Veteran election tracker Stuart Rothenberg flatly says that the “Republicans are likely to gain between three to six seats in 2014.”
But Cook has a word of caution, noting two potentially offsetting factors that “could make the Democrats’ task more difficult.”
“First, the six most-competitive (Senate) contests are in states of varying shades of red” that Romney carried by mostly hefty margins — Alaska by 14 points; Arkansas, 24 points; and Louisiana, 17 points — “making them tough states for Democrats these days.”
Romney also won in other key Senate race states — in Georgia, for example, by 8 points, in Kentucky by a huge 23 points, but in North Carolina by only 2 points.
Thus, Cook points out, while the GOP is being pounded for some “image problems nationally, it is far better off in these six states.”
Throw in another major factor in next year’s Senate sweepstakes: the special-interest voter groups that turned out for Obama in 2008 and 2012.

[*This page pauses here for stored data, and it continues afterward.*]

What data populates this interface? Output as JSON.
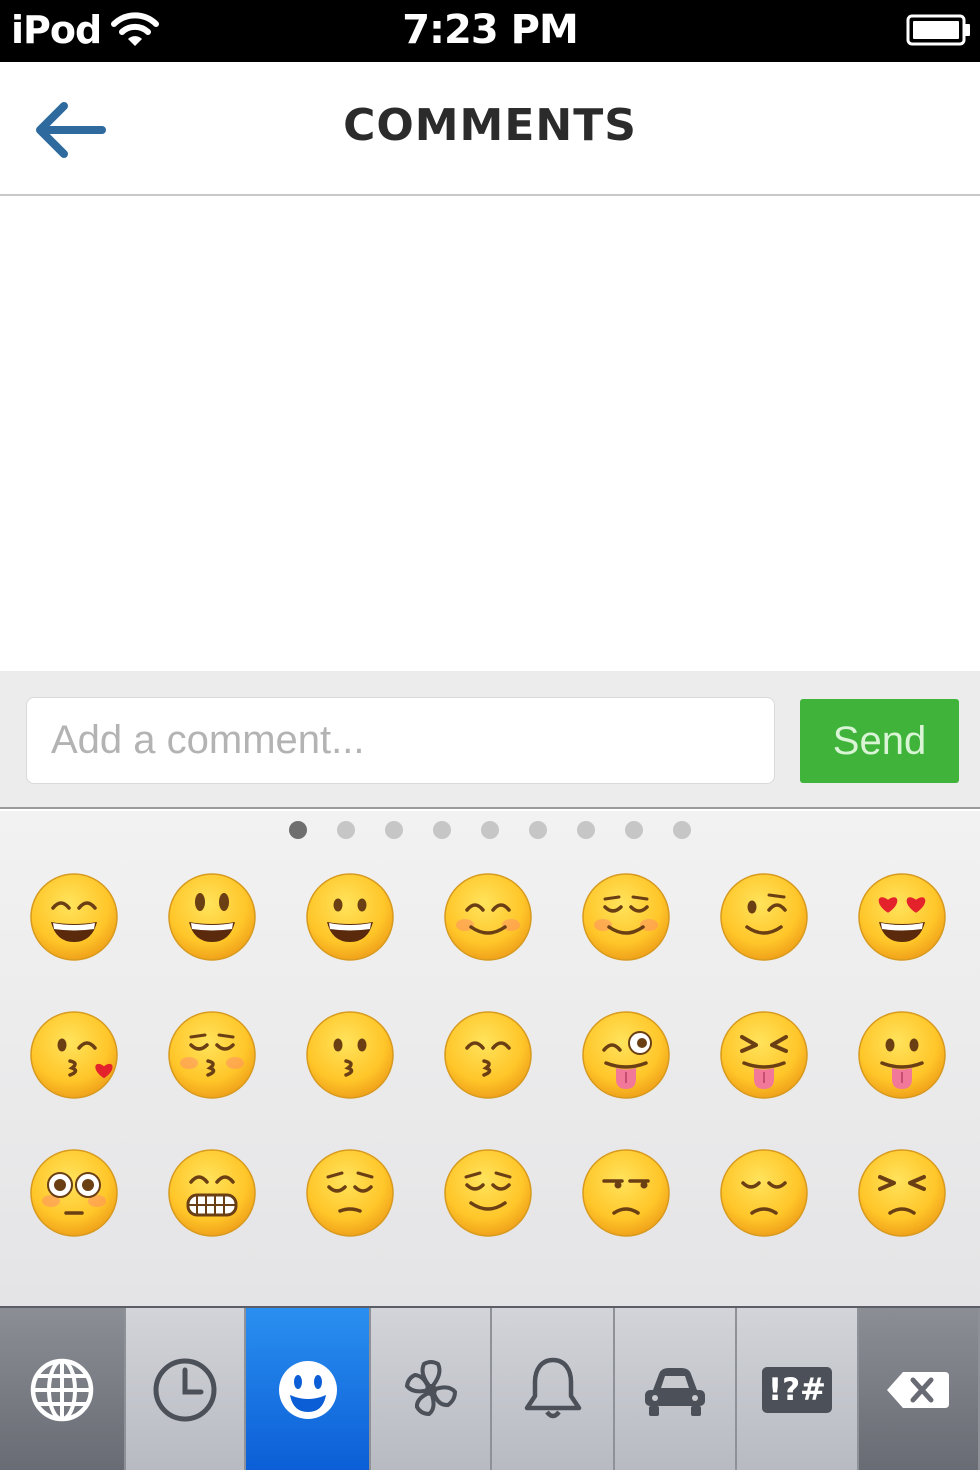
{
  "status_bar": {
    "carrier": "iPod",
    "time": "7:23 PM",
    "wifi_icon": "wifi-icon",
    "battery_icon": "battery-icon"
  },
  "nav_bar": {
    "title": "COMMENTS",
    "back_icon": "arrow-left-icon"
  },
  "comment_box": {
    "placeholder": "Add a comment...",
    "value": "",
    "send_label": "Send"
  },
  "emoji_keyboard": {
    "page_count": 9,
    "active_page": 1,
    "emojis": [
      "grinning-smiling-eyes",
      "smiley",
      "grinning",
      "blush",
      "relaxed",
      "wink",
      "heart-eyes",
      "kissing-heart",
      "kissing-closed-eyes",
      "kissing",
      "kissing-smiling-eyes",
      "stuck-out-tongue-winking-eye",
      "stuck-out-tongue-closed-eyes",
      "stuck-out-tongue",
      "flushed",
      "grimacing",
      "pensive",
      "relieved",
      "unamused",
      "disappointed",
      "persevere"
    ],
    "categories": [
      {
        "name": "globe",
        "icon": "globe-icon"
      },
      {
        "name": "recent",
        "icon": "clock-icon"
      },
      {
        "name": "people",
        "icon": "smiley-icon",
        "selected": true
      },
      {
        "name": "nature",
        "icon": "flower-icon"
      },
      {
        "name": "objects",
        "icon": "bell-icon"
      },
      {
        "name": "places",
        "icon": "car-icon"
      },
      {
        "name": "symbols",
        "icon": "symbols-icon",
        "label": "!?#"
      },
      {
        "name": "delete",
        "icon": "backspace-icon"
      }
    ]
  },
  "colors": {
    "send_green": "#3fb33a",
    "back_arrow": "#2f6a9e",
    "selected_key": "#1479e6"
  }
}
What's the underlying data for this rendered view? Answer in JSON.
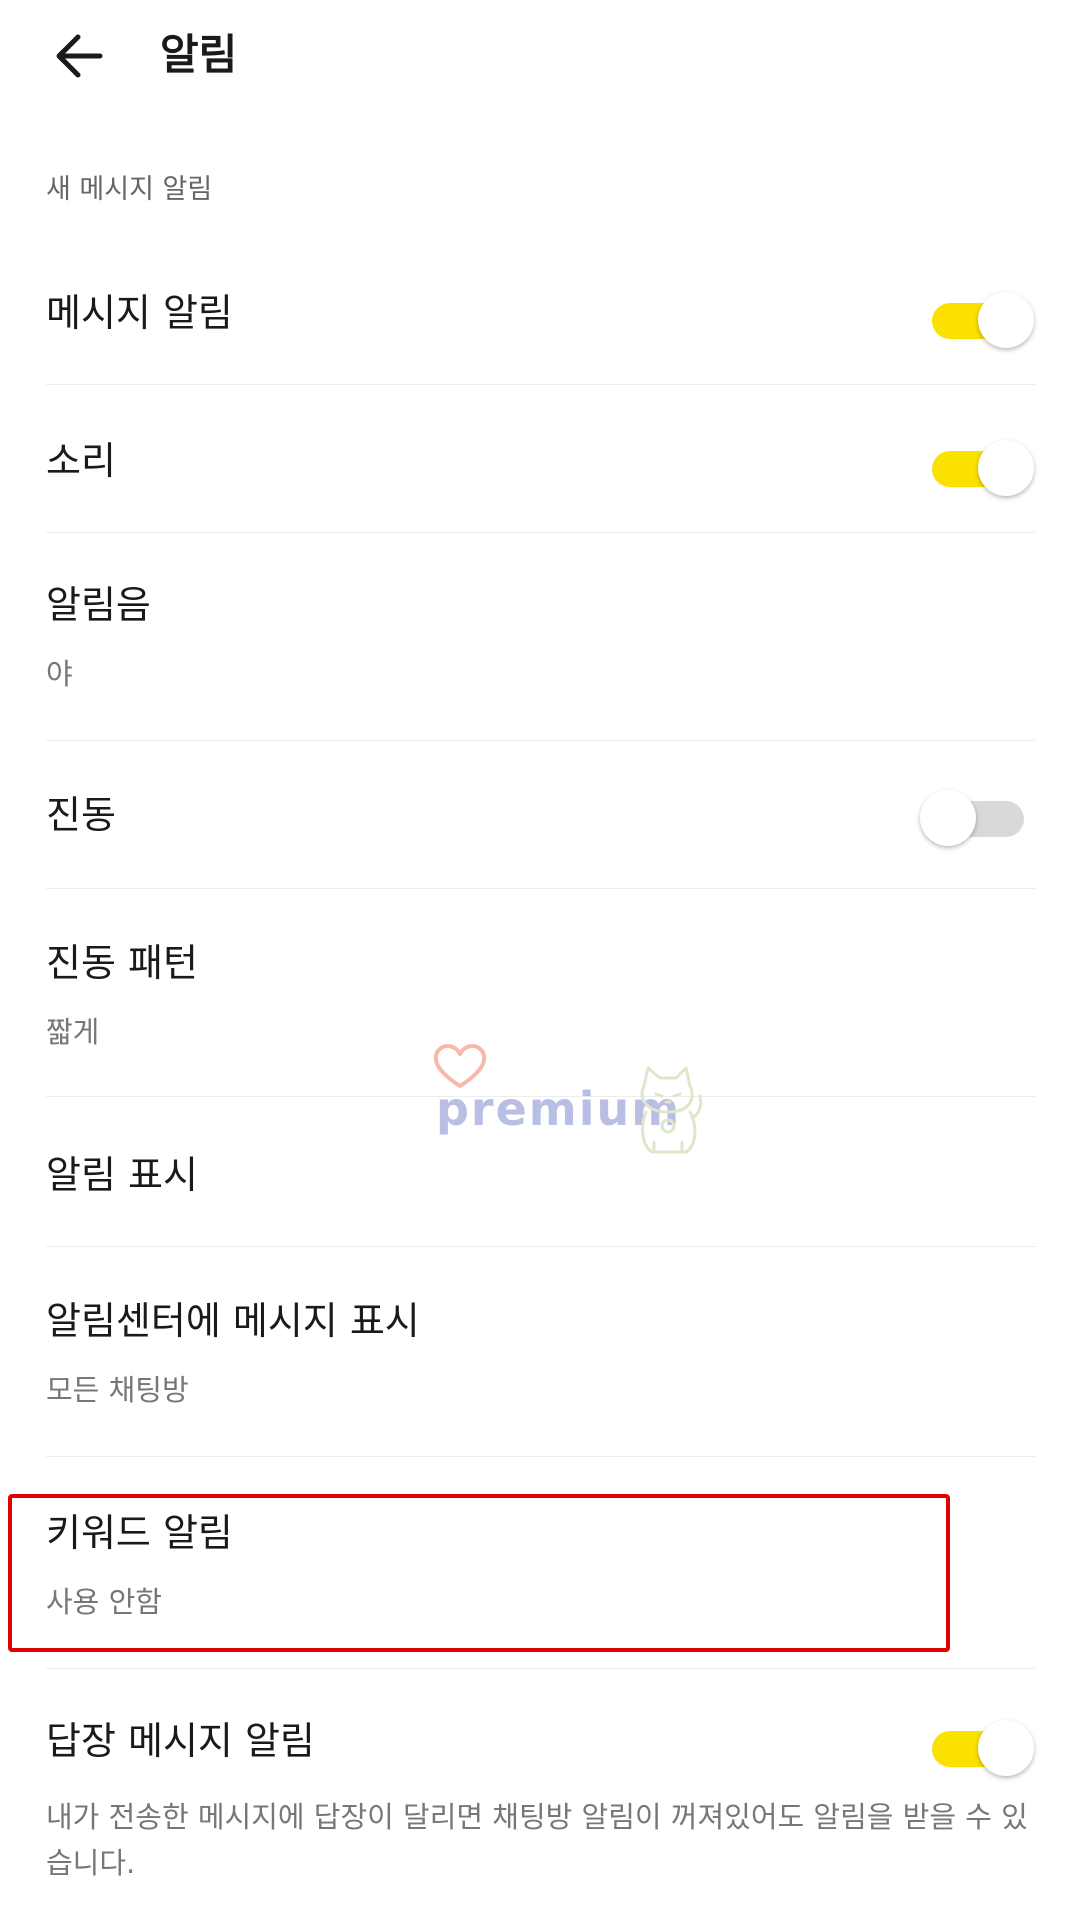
{
  "header": {
    "title": "알림"
  },
  "section": {
    "label": "새 메시지 알림"
  },
  "rows": [
    {
      "title": "메시지 알림",
      "toggle": "on"
    },
    {
      "title": "소리",
      "toggle": "on"
    },
    {
      "title": "알림음",
      "subtitle": "야"
    },
    {
      "title": "진동",
      "toggle": "off"
    },
    {
      "title": "진동 패턴",
      "subtitle": "짧게"
    },
    {
      "title": "알림 표시"
    },
    {
      "title": "알림센터에 메시지 표시",
      "subtitle": "모든 채팅방"
    },
    {
      "title": "키워드 알림",
      "subtitle": "사용 안함"
    },
    {
      "title": "답장 메시지 알림",
      "toggle": "on",
      "description": "내가 전송한 메시지에 답장이 달리면 채팅방 알림이 꺼져있어도 알림을 받을 수 있습니다."
    }
  ],
  "watermark": {
    "text": "premium"
  },
  "colors": {
    "accent": "#fae100",
    "highlight": "#e00000",
    "toggle_off": "#d9d9d9"
  },
  "icons": {
    "back": "arrow-left-icon",
    "heart": "heart-icon",
    "cat": "lucky-cat-icon"
  }
}
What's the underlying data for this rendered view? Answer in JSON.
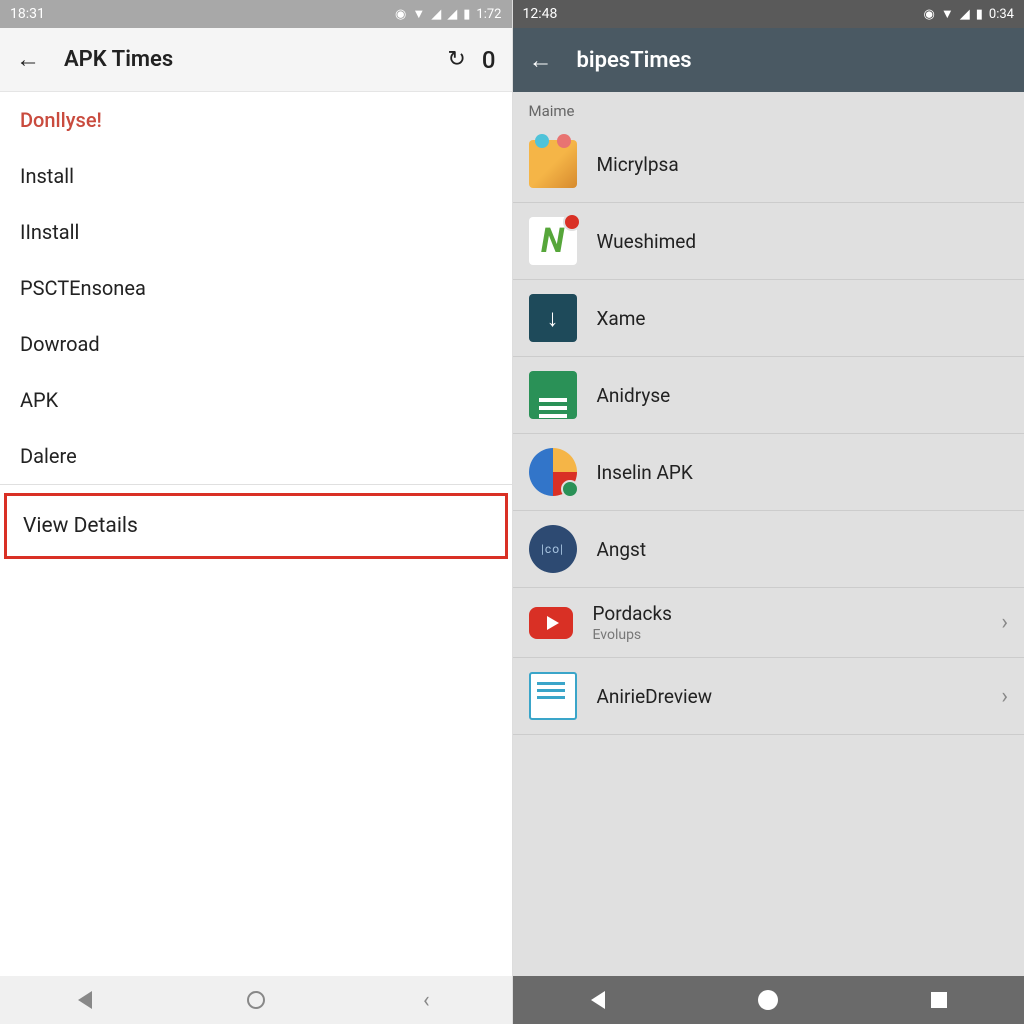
{
  "left": {
    "status": {
      "time": "18:31",
      "battery": "1:72"
    },
    "appbar": {
      "title": "APK Times",
      "count": "0"
    },
    "menu": [
      {
        "label": "Donllyse!",
        "highlight": true
      },
      {
        "label": "Install"
      },
      {
        "label": "IInstall"
      },
      {
        "label": "PSCTEnsonea"
      },
      {
        "label": "Dowroad"
      },
      {
        "label": "APK"
      },
      {
        "label": "Dalere"
      }
    ],
    "view_details": "View Details"
  },
  "right": {
    "status": {
      "time": "12:48",
      "battery": "0:34"
    },
    "appbar": {
      "title": "bipesTimes"
    },
    "section": "Maime",
    "apps": [
      {
        "name": "Micrylpsa",
        "icon": "mail"
      },
      {
        "name": "Wueshimed",
        "icon": "n"
      },
      {
        "name": "Xame",
        "icon": "down"
      },
      {
        "name": "Anidryse",
        "icon": "lines"
      },
      {
        "name": "Inselin APK",
        "icon": "pie"
      },
      {
        "name": "Angst",
        "icon": "circle"
      },
      {
        "name": "Pordacks",
        "sub": "Evolups",
        "icon": "yt",
        "chevron": true
      },
      {
        "name": "AnirieDreview",
        "icon": "doc",
        "chevron": true
      }
    ]
  }
}
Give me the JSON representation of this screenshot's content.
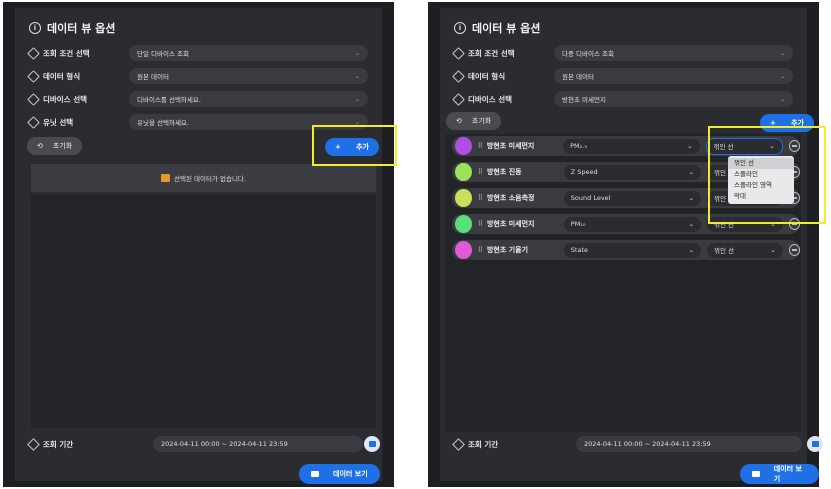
{
  "left": {
    "title": "데이터 뷰 옵션",
    "filters": [
      {
        "label": "조회 조건 선택",
        "value": "단일 디바이스 조회"
      },
      {
        "label": "데이터 형식",
        "value": "원본 데이터"
      },
      {
        "label": "디바이스 선택",
        "value": "디바이스를 선택하세요."
      },
      {
        "label": "유닛 선택",
        "value": "유닛을 선택하세요."
      }
    ],
    "reset_label": "초기화",
    "add_label": "추가",
    "add_plus": "+",
    "empty_message": "선택된 데이터가 없습니다.",
    "period_label": "조회 기간",
    "period_value": "2024-04-11 00:00 ~ 2024-04-11 23:59",
    "view_label": "데이터 보기"
  },
  "right": {
    "title": "데이터 뷰 옵션",
    "filters": [
      {
        "label": "조회 조건 선택",
        "value": "다중 디바이스 조회"
      },
      {
        "label": "데이터 형식",
        "value": "원본 데이터"
      },
      {
        "label": "디바이스 선택",
        "value": "방현초 미세먼지"
      }
    ],
    "reset_label": "초기화",
    "add_label": "추가",
    "add_plus": "+",
    "series": [
      {
        "name": "방현초 미세먼지",
        "field": "PM₂.₅",
        "style": "꺾인 선",
        "color": "#b04ee0"
      },
      {
        "name": "방현초 진동",
        "field": "Z Speed",
        "style": "꺾인 선",
        "color": "#9ee05a"
      },
      {
        "name": "방현초 소음측정",
        "field": "Sound Level",
        "style": "꺾인 선",
        "color": "#c8e05a"
      },
      {
        "name": "방현초 미세먼지",
        "field": "PM₁₀",
        "style": "꺾인 선",
        "color": "#5ae07a"
      },
      {
        "name": "방현초 기울기",
        "field": "State",
        "style": "꺾인 선",
        "color": "#e05ad8"
      }
    ],
    "style_options": [
      "꺾인 선",
      "스플라인",
      "스플라인 영역",
      "막대"
    ],
    "period_label": "조회 기간",
    "period_value": "2024-04-11 00:00 ~ 2024-04-11 23:59",
    "view_label": "데이터 보기"
  },
  "colors": {
    "accent": "#1f6fe6",
    "highlight": "#f3ec2a"
  }
}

“Minorities, unmarried women and younger voters “are far less likely to turn out in a midterm election,” Cook says.
Here’s the bottom line, according to Cook: “While Republicans have a narrow path to the majority, the seats they must win are in friendly states, and turnout will work in their favor because this is a midterm election.”
There’s another big warning here, though. Republicans, especially tea party voters, must pick their nominees with care. In 2010, the GOP lost a slam-dunk Delaware Senate race when it chose a mediocre candidate who said she had once dabbled in witchcraft, and then ran a campaign ad in which she insisted, “I’m not a witch.”
Last year, two GOP Senate candidates were on a path to expected victories in Indiana and Missouri, until they made unfortunate remarks about rape pregnancies.
With the U.S. economy poised to turn the Senate over to the GOP, this is no time for bush-league politics.